California Girl Adjusting to Long Island

It’s cold out there for a sea lion. Especially, if you’re a California girl, trying to figure out the Long Island climate.

“She’s never been in this climate before and she needs to gradually adjust,” Candy Paparo, the director of animal training at the Long Island Aquarium said of the aquarium’s newest addition.

Nila, a California Sea Lion, does not go outside if it’s less than 32 degrees. Lucky her.

“Next year, hopefully, she’ll be out all winter long,” Paparo said.

The 18-month-old sea lion arrived at the Long Island Aquarium last July. She was found malnourished, dehydrated and emaciated at the Naval Base in Point Mugu, California in March of 2014. At the time of her rescue by the Channel Islands Marine & Wildlife Institute, Nila weighed only 18 pounds, a healthy pup of her age, 9 months at that time, should weigh about 40 to 50 pounds.

While, Nila recovered, the Channel Islands Marine & Wildlife Institute and the National Marine Fisheries Service determined that due to her timid temperament she wasn’t releasable back into the wild.

“She didn’t have good survival skills and they felt she would not successfully forage for food,” Paparo said.

The National Marine Fishers Service contacted Paparo to see if the Long Island Aquarium would take Nila in and after the aquarium agreed Paparo and another member of the Animal Training Team went to Santa Barbara to retrieve the little sea lion.

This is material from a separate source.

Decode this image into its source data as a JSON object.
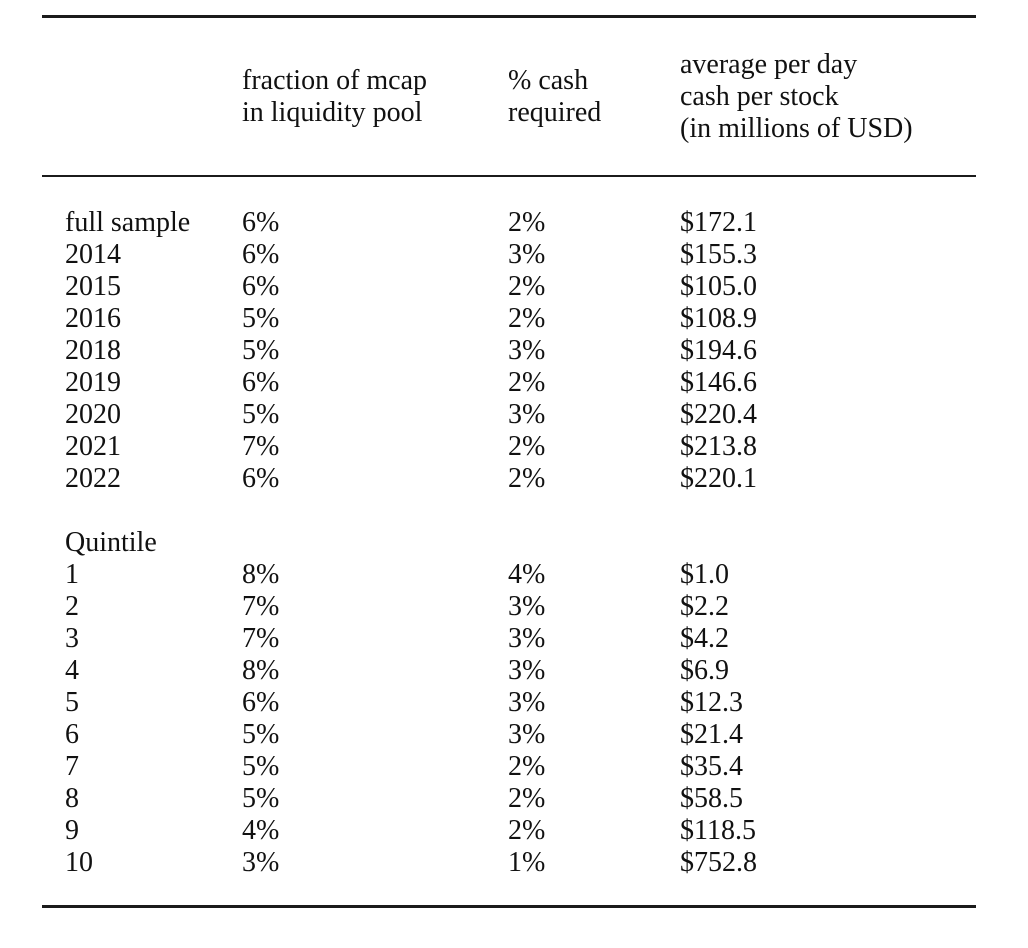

Nila flew Fed EX’s Animal Transport program nearly 3,000 miles to Long Island where she stayed behind the scenes adjusting to her new home and slowly being introduced to the aquarium’s resident sea lions, Java and Bunker. She went on exhibit in December but until the weather gets warmer she won’t be on exhibit every day or even for the whole day.

Despite her aversion to the Long Island climate she seems to be settling in.

“She’s doing really really well,” Paparo said.